= California state finances =

Public finances of U.S. state

The budget of the U.S. state of California is made up of several funds derived from taxes. The General Fund makes up 3/4th of the entire budget; it allocates money to state operations and payments to localities. The annual budget is proposed by the California State Legislature and approved by the Governor of California, who enjoys the prerogative of line-item veto.

== California's tax system ==
California levies a 9.3 percent maximum variable rate income tax, with six tax brackets, collecting about $40 billion per year (representing approximately 51% of General Fund revenue and 40% of tax revenue overall in FY2007). As of 2024, the highest marginal income tax rate has been raised to 12.3% with 9 tax brackets. California has a state sales tax of 8.25%, which can total up to 10.75% with local sales tax included. All real property is taxable annually, the tax based on the property's fair market value at the time of purchase or completion of new construction. Property tax increases are capped at 2% per year (see Proposition 13).

One notable side effect of California's tax structure is that a substantial portion of the state's income comes from a small proportion of wealthy citizens. For example, it is estimated that in 2022 the top 5% of state taxpayers (those with tax returns showing over $200,000 in yearly income) paid approximately 70% of state income taxes.

The high income tax system of California has caused many wealthy individuals to flee the state, such as Elon Musk and Travis Kalanick, with the latter mentioning California's "enormous 13.3 percent state income tax rate" as one of the main reasons.

== Surplus ==
California had a surplus of $97.5 billion as of 2022, "...almost as much as the entire budget of Ireland", yet critics have decried the surplus as not producing, "...improvements in the provision of services..."

== California public spending ==

State spending increased from $56 billion in 1998 to $131 billion in 2008, and the state was facing a budget deficit of $40 billion in 2008.

California faced a $26.3 billion budget deficit for the 2009–2010 budget year. While the legislative bodies appeared to address the problem in 2008 with the three-month delayed passage of a budget they in fact only postponed the deficit to 2009 and due to the Great Recession and the 2008 financial crisis, the problem became urgent in November 2008.

California faced another budget gap for 2010, with $72 billion in debt. California faced a massive and still-growing debt.

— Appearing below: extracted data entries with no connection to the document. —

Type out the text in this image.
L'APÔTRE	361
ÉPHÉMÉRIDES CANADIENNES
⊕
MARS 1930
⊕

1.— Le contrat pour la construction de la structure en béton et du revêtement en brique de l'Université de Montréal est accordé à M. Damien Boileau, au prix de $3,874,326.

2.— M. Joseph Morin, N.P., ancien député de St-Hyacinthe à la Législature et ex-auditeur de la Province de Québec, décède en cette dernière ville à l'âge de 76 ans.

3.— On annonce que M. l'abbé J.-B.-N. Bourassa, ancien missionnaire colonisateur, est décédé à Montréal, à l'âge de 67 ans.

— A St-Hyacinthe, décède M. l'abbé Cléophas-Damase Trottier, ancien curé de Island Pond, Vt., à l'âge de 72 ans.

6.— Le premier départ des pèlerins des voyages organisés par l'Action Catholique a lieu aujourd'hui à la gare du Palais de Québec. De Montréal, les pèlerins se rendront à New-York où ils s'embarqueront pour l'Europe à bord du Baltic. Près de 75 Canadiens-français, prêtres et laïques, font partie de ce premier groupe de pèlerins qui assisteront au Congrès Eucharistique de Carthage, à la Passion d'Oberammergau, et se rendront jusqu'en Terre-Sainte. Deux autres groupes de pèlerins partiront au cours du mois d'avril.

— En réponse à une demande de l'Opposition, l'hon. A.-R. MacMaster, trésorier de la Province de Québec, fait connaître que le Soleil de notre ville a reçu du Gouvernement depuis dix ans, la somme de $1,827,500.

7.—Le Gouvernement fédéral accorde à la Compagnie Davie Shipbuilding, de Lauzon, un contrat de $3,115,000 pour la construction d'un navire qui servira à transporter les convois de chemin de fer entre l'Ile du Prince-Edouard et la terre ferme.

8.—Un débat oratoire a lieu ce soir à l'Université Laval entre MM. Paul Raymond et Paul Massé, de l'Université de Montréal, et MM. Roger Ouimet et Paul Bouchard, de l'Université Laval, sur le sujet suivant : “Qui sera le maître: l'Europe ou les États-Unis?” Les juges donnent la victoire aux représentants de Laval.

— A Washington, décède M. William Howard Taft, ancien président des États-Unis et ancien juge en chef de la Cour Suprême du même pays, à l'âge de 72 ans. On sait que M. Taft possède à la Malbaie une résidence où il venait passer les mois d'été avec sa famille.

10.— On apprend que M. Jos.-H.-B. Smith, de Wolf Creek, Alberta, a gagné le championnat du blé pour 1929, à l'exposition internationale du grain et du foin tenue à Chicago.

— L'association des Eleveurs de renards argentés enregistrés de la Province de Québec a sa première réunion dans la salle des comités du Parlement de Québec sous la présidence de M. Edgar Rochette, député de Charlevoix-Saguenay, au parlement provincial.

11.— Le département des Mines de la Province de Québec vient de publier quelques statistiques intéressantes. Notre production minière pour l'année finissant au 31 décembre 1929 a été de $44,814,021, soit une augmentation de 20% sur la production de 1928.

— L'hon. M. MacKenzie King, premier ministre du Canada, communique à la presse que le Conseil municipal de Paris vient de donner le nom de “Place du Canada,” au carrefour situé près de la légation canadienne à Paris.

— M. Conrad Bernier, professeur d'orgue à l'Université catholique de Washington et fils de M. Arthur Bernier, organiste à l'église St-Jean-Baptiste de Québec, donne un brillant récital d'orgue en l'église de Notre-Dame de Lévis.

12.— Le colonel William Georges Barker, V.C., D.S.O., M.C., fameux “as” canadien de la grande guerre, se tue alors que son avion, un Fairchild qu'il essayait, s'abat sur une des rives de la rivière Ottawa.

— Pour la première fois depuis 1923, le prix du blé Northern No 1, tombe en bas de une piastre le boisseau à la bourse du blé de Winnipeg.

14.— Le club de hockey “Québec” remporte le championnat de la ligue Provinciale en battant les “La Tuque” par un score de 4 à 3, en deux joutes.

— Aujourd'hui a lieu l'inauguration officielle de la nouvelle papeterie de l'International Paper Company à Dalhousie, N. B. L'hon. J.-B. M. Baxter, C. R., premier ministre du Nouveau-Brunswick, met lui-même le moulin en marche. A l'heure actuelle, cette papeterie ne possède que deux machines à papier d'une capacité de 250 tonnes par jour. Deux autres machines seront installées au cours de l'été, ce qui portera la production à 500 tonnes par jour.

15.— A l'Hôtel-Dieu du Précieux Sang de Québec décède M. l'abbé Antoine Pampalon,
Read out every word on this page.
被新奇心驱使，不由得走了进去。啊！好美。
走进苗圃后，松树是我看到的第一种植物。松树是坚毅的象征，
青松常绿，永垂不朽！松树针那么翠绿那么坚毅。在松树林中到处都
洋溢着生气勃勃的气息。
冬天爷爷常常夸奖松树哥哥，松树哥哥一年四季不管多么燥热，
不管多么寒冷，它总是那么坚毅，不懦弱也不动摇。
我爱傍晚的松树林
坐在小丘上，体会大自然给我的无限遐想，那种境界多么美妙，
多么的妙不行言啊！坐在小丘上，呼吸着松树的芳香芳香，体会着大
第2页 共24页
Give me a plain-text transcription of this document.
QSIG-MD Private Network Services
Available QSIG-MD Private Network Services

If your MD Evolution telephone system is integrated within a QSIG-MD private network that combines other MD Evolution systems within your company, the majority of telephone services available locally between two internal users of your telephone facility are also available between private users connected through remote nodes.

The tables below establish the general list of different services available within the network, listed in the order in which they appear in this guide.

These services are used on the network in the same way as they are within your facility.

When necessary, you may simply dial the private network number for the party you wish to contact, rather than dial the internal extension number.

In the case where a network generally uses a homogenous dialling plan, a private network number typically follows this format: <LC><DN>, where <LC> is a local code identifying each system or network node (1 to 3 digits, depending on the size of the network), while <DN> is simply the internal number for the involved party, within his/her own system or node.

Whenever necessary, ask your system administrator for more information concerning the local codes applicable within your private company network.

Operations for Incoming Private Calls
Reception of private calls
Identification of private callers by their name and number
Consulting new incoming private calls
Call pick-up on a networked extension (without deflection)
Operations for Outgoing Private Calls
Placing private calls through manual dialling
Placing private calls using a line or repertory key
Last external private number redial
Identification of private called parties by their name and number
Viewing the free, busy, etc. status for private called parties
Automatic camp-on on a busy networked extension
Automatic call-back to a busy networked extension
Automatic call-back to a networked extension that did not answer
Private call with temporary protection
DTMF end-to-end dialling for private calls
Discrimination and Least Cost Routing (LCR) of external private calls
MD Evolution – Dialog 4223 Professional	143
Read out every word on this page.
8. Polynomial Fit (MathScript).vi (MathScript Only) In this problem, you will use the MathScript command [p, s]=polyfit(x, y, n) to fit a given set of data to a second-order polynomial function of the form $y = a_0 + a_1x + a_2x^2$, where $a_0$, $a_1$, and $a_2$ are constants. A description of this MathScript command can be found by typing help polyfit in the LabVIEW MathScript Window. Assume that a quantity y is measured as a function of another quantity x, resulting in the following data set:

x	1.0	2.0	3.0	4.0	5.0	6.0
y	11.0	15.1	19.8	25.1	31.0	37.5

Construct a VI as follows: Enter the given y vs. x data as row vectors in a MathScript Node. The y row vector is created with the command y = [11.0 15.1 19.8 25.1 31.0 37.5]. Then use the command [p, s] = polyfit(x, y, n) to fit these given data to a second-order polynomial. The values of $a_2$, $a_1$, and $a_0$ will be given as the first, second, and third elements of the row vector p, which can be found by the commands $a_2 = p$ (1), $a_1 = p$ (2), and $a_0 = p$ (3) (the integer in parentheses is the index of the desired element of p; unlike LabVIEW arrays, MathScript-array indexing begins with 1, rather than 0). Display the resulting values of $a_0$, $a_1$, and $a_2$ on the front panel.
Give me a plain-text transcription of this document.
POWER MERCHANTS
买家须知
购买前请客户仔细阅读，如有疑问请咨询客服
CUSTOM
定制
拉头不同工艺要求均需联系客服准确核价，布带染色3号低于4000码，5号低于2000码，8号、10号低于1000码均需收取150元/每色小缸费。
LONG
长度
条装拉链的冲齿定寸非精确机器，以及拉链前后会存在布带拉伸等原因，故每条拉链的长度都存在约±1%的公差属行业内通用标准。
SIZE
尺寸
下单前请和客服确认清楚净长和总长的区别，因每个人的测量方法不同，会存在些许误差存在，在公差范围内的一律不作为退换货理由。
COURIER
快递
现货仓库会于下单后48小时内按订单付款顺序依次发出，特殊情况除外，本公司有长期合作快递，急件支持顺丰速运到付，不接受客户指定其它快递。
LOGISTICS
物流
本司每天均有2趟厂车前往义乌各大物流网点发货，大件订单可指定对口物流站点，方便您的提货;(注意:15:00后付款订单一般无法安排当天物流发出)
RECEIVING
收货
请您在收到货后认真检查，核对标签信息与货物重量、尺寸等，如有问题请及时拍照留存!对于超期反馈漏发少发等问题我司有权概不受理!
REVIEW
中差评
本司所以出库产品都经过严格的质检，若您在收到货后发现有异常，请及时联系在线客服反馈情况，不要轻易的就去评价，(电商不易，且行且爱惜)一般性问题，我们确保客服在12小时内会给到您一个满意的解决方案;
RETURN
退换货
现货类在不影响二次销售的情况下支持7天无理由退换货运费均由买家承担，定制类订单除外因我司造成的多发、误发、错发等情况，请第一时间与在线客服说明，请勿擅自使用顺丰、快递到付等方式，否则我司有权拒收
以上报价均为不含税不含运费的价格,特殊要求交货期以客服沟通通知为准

In June 2009 Gov. Arnold Schwarzenegger said "Our wallet is empty, our bank is closed and our credit is dried up." He called for massive budget cuts of $24 billion, about 1/4 of the state's budget.

2012 brought somewhat of an improvement to state finances, though the state still faced a $16 billion budget deficit for the year. To help alleviate this, Governor Jerry Brown introduced proposals to bring measures to voters, in order to pass tax increases. If these are not passed, more severe cuts are expected. California's unemployment rate also fell from a high above 12.4% to below 11% in 2012.

In 2017 a miscalculation of the costs for the state's Medi-Cal program of $1.9 billion in 2016 led Governor Jerry Brown to project the state of California will face a $1.6 billion budget deficit. As of January 2017, California and Kansas were the only two western states with an AA− bond credit rating.

In March 2024, auditors completed their review of California’s 2021–22 finances. The federal government requires state audits to be published no later than March 31 after the previous fiscal year, but California hasn’t respected this deadline for several years. The auditors found that California understated its 2021–22 liabilities by about $29 billion.

California’s Legislative Analyst’s Office, or LAO, which is the nonpartisan state department that advises California’s policymakers on the state’s fiscal issues, increased their estimate for the state’s 2024–25 budget deficit to $73 billion. The deficit is the result of increased spending while its tax base declined. In the four years since February 2020, California lost more than 410,000 jobs. In that same four-year period, the rest of the country added more than 7.3 million jobs. California’s job loss largely reflects the state’s population loss of 472,000 since 2020. But there are also fewer opportunities as the state’s 5.3 percent unemployment rate was the nation’s highest.

==Public borrowing==
California uses two kinds of tax anticipation notes: Revenue Anticipation Notes (RANS), which are issued and paid back within a fiscal year, and Revenue Anticipation Warrants (RAWS), which are issued on a fiscal year and paid back the following fiscal year. RANS are commonly used due to the delay between expenditure and tax collection while RAWS are only used in times of crisis.